Escherichia coli bacteria are normal bacteria that live in the intestines. There are, however, strains that can cause food poisoning. Methods of contact for Escherichia coli and food include improper food preparation, meat or poultry contaminated with intestinal bacteria during processing, and use of water for shipping or growing that contains waste products. Some of the ways food poisoning from E. coli occurs, according to MedlinePlus, include consumption of undercooked eggs or meats, raw fish, raw vegetable juices, dairy products that are not properly refrigerated or food prepared using unclean utensils. Symptoms of eating contaminated food can appear from one to three days after consumption and include abdominal cramping and diarrhea.

Salmonella

Salmonella are bacteria found in raw and undercooked meat and poultry, unpasteurized milk, raw and undercooked eggs, soft cheeses, and raw foods.
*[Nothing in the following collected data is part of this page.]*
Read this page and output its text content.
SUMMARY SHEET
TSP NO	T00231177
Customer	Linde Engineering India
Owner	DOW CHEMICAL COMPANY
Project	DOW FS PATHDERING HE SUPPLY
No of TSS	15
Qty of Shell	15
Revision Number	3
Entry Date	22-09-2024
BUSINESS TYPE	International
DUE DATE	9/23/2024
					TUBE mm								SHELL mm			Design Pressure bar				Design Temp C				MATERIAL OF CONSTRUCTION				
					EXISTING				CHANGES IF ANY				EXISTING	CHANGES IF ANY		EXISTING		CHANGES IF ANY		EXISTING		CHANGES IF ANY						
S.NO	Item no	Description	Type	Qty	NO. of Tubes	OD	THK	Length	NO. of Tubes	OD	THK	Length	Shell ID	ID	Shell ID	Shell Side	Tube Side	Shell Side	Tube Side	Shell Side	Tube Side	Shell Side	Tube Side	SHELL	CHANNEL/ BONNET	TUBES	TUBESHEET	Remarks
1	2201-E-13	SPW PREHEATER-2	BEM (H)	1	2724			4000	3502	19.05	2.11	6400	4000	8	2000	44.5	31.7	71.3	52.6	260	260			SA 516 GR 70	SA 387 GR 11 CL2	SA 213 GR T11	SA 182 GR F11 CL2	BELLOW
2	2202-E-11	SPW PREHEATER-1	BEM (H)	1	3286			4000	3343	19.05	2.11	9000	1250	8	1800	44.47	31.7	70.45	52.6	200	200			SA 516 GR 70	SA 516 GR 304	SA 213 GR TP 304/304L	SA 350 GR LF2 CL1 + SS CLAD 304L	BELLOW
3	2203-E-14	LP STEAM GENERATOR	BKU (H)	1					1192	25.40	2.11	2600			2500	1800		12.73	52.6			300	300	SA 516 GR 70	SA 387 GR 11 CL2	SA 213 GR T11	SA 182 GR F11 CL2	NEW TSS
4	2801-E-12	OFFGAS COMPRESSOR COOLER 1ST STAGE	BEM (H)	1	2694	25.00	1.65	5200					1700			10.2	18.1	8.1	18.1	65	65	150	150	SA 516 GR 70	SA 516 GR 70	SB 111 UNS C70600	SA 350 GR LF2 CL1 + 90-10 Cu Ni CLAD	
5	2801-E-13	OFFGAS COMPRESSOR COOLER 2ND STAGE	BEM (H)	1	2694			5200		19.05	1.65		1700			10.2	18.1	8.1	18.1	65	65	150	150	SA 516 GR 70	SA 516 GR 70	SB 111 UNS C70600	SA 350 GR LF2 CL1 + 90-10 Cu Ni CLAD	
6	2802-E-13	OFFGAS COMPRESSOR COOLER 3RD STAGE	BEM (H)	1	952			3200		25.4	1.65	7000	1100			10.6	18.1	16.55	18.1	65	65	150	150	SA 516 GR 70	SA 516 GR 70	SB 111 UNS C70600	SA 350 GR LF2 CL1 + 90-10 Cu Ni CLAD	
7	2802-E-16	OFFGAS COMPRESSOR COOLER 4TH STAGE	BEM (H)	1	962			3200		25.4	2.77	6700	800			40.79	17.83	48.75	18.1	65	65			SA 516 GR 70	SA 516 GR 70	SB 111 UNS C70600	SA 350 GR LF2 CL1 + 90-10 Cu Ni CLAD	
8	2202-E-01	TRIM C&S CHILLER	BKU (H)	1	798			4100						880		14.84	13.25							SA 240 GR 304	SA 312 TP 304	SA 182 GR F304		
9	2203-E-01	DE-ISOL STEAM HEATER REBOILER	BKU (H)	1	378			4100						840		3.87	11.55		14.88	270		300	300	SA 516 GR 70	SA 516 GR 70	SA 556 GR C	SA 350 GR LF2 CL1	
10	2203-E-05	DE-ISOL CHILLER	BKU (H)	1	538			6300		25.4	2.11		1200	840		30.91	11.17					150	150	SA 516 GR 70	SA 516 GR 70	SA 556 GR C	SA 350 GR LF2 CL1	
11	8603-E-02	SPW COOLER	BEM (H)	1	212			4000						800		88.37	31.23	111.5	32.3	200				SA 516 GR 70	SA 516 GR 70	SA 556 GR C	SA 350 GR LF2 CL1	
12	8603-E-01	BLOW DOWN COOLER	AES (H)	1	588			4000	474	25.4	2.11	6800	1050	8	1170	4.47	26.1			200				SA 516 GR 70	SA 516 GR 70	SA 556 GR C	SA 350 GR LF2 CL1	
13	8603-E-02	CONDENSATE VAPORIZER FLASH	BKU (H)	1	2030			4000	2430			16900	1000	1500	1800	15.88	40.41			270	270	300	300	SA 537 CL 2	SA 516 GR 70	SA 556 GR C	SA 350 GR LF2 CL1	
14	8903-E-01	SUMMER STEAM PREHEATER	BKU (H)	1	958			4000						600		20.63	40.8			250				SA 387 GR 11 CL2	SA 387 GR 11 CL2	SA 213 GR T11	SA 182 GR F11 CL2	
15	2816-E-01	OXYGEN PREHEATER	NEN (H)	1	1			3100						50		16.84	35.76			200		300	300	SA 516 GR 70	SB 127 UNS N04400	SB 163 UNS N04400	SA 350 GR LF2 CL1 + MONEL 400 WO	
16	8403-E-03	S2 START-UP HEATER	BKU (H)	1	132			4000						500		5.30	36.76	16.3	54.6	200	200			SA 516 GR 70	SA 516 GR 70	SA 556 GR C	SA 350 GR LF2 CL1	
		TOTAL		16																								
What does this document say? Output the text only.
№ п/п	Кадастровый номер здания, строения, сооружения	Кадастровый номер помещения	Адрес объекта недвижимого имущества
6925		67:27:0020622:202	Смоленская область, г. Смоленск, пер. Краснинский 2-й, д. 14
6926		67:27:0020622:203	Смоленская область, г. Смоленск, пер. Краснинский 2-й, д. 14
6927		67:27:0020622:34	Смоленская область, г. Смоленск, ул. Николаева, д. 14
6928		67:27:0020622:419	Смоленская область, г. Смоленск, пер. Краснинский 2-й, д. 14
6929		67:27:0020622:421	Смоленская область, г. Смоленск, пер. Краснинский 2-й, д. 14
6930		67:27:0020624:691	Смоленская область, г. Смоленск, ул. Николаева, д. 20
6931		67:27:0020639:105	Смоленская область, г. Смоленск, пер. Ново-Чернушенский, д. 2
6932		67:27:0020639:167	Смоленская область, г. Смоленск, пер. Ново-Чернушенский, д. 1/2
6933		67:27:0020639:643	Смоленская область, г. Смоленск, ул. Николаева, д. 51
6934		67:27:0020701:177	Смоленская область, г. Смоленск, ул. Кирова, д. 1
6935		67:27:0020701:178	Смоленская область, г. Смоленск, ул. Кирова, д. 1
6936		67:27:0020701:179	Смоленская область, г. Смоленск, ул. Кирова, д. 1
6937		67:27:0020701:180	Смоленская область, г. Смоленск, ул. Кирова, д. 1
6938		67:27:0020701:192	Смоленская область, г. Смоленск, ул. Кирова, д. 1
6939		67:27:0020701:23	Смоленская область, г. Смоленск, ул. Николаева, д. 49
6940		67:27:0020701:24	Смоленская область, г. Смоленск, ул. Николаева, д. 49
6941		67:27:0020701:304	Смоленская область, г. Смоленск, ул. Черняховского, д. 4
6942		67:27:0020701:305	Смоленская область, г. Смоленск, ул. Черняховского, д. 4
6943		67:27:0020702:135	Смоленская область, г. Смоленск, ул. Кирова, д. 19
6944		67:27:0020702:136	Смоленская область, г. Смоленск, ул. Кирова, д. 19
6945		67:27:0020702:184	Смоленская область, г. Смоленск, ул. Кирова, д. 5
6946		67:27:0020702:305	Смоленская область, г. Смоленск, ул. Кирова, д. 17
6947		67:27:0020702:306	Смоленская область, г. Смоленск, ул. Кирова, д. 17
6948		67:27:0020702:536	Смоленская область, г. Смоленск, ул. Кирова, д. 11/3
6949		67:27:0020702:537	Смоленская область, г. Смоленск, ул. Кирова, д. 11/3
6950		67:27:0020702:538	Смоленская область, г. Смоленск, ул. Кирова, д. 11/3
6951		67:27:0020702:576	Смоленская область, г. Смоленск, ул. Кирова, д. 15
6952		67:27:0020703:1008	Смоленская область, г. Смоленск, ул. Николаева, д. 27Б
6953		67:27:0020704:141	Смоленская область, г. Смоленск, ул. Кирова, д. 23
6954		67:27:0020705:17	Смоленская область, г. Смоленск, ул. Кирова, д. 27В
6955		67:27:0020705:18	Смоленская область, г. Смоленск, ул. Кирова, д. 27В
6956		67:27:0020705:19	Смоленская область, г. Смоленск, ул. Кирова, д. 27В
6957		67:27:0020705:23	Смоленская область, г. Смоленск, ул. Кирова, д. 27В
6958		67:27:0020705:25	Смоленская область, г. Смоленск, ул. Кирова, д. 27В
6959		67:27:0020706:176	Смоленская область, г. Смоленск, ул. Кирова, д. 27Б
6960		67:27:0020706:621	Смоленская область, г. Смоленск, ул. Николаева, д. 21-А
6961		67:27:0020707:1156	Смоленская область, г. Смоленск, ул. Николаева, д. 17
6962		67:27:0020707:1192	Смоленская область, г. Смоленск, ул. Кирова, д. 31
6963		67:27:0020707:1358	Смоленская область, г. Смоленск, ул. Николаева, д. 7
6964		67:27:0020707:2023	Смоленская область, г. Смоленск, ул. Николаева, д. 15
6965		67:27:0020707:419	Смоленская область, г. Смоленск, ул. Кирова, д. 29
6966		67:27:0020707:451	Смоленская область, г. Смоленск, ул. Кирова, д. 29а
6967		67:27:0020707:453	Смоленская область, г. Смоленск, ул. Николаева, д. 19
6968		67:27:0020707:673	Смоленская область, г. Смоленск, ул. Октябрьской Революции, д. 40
Common sources include homemade foods, such as ice cream, dressings and mayonnaise. Symptoms of diarrhea, abdominal pain, fever and vomiting begin between 12 and 72 hours after consuming contaminated food or water.

Clostridium

There are two types of Clostridium bacteria that are known causes of food poisoning. Clostridium perfringens may be found in foods made with fish, meat or poultry, such as soups and stews that are left unrefrigerated too long. Symptoms of infection, which are usually not serious, include nausea and may begin from six to 24 hours after eating. Clostridium botulinum, however, is a potentially life-threatening bacterium. Botulism poisoning can lead to paralysis. Improperly home-canned foods are a potential source for botulism. Symptoms of botulism occur about 18 to 36 hours following ingestion of contaminated food and include weakness, dizziness, difficulty swallowing and speaking, double vision and shortness of breath.

Other Bacteria

Campylobacter jejuni, Vibrio parahaemolyticus and Listeria monocytogenes are other bacteria commonly associated with food poisoning. To reduce your chance of getting food poisoning from any source, maintain good handwashing techniques during food preparation, and cook, prepare and maintain foods at the proper temperature.